A friend asked me to summarize how I’m currently working with coding agents. I put it off for a few days.

Then I realized two things. First: the explanation itself can be automated. I could use the distillation to climb the abstraction ladder once more. Second: I was only procrastinating because I’d assumed I’d have to write it myself. Remove that assumption and there’s nothing to put off.

So I pointed Claude Code at my ~/.claude directory—where it stores recent conversations—and asked it to extrapolate the common patterns in my workflow. We argued back and forth until I was happy with the distillation.

The result is two markdown files. One for the orchestrator (the Claude instance I talk to), one for the tester (a headless Claude that handles manual and automated testing). When I spin up a new agent, I point it at these.

The specific instructions will be stale by next month. The bitter lesson is coming for this workflow soon—explicit orchestration like this will probably get absorbed into the models themselves. This is just a snapshot of where day-to-day practice has gotten to.

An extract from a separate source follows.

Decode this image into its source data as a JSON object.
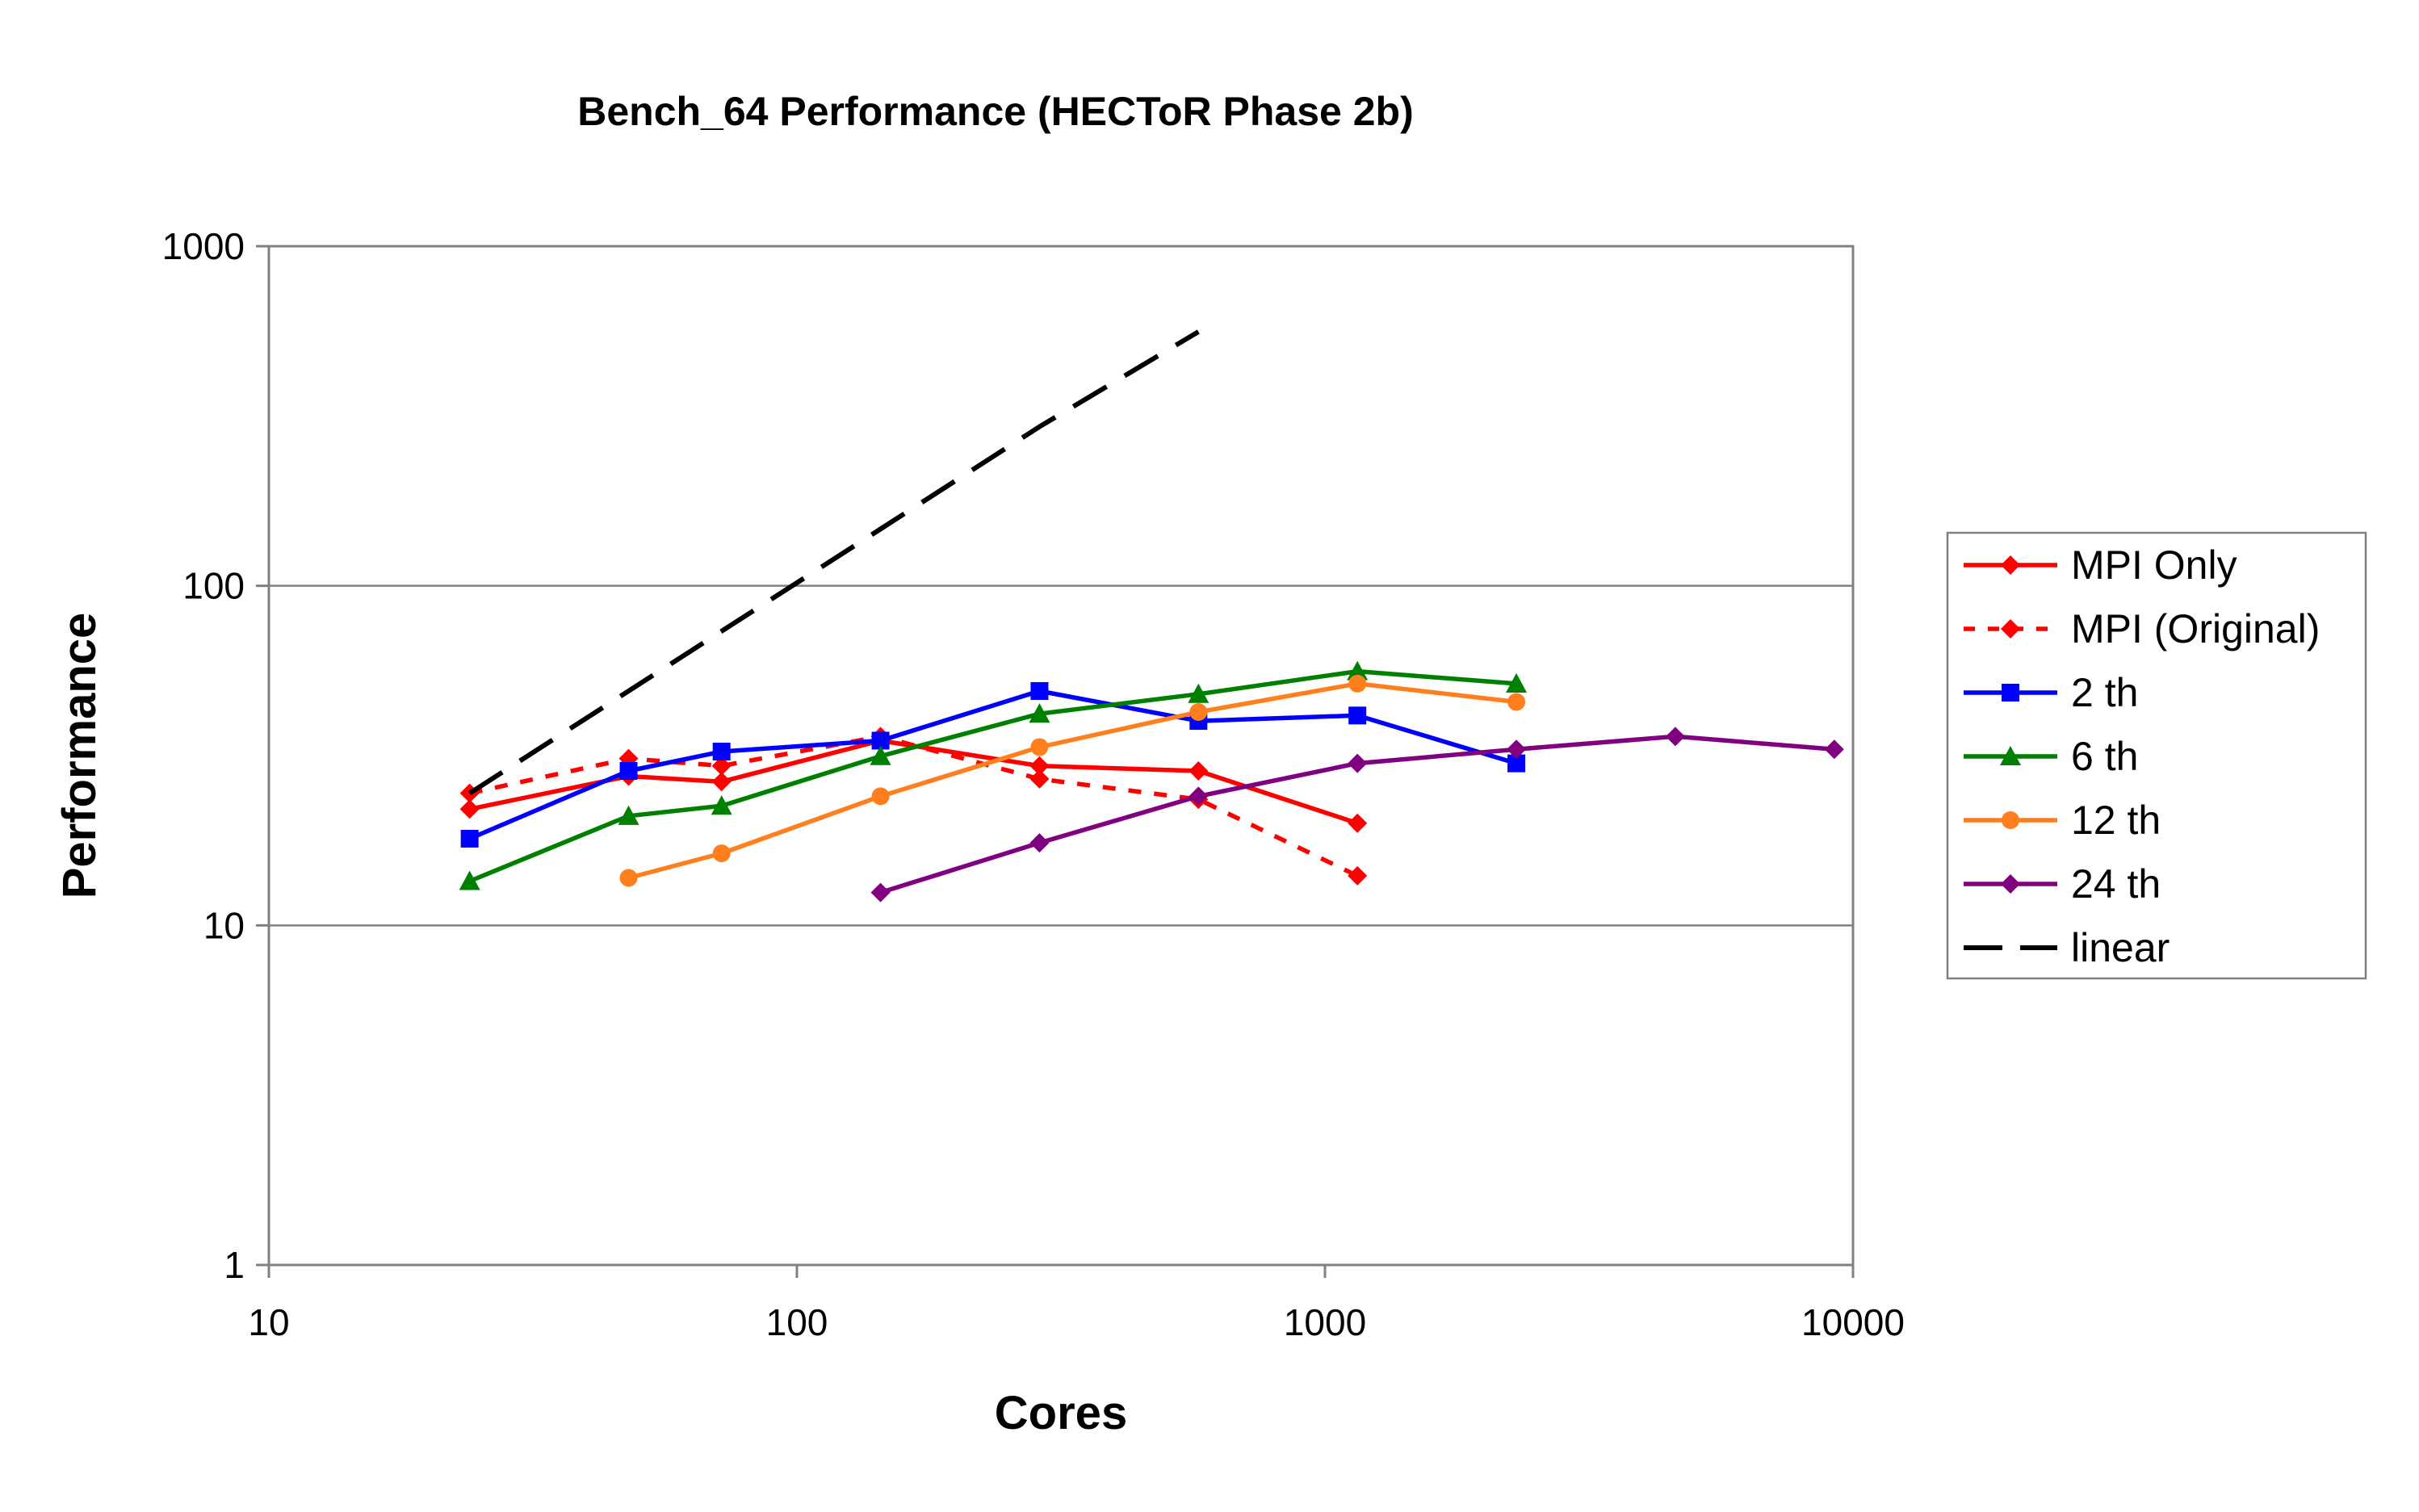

But the meta-point stands: the thing I was avoiding became the thing that levels me up again. The distillation can now onboard new models. The explanation is the automation.

Orchestrator

ORCHESTRATOR.md

Human ← → Orchestrator (you)
               ├── Tester (resumable)
               └── Codex (ephemeral)

You coordinate—you don’t write non-trivial code yourself. Delegate implementation to Codex instances (ephemeral). Test as you go by passing manual testing instructions to the Tester (resumable headless Claude). Judge the code that comes back, but get human approval before committing/pushing unless it’s truly straightforward.

Codex delegation

codex exec $prompt—no flags, defaults only
Don’t be prescriptive—describe the situation, not the solution
It’s plenty smart, just as clever as you—give it intellectual leeway
Let it cook—don’t micromanage or check in frequently
It’ll take a while, maybe hours—that’s fine
Run in Claude Code background tasks (not shell &)

Tester delegation

First spawn: claude -p --output-format json "$(cat ./llm-notes/TESTER.md)"—capture session_id from response
Resume: claude -p --resume <session_id> "your message"
Pass: branch name, what to test
For manual testing: ask for screenshots of smoking guns (saved to desktop with branch name) for PRs
For automated testing: have them run the suite and iterate on failures

Branches

Create using the usual convention—inspect recent branches to infer the pattern
Base off latest origin/develop

PRs

Create PR and associate with work item
Single commit policy: amend + force push
When amending, ensure commit message and PR description stay up to date

Tickets

Assign and set to active
Store ticket contents locally for context

Context window hygiene

Long-running commands should run in background tasks. Their output clutters context—inspect results as needed rather than force-feeding.

Multi-agent awareness

Don’t switch branches if another agent is working
Commit only your changes

TESTER.md

You handle manual testing (via browser automation) and automated test runs.

Screenshots

When there’s a user-facing smoking gun for a change, screenshot it and save to desktop using the branch name as filename. It goes in the PR.

Tests

Full suite for comprehensive coverage
Targeted tests to iterate on fixes

The orchestrator needs more context because it’s coordinating. The tester just needs to know its job.

Currently: Opus 4.5 for Claude Code, GPT-5.2 on very high reasoning for Codex. Best models, slowest outer loop.

I prefer slow outer loops with smart models over faster models that make more mistakes. Reasonable people disagree on this. My reasoning: I want a fast feedback loop with Claude Code to figure out what makes sense—Claude lets you interrupt mid-response, so conversation stays fluid. But for actual coding, I want the best model regardless of how long it takes. Codex might run for tens of minutes; Claude can check the logs as it goes. So Claude as front of house, Codex as the workhorse.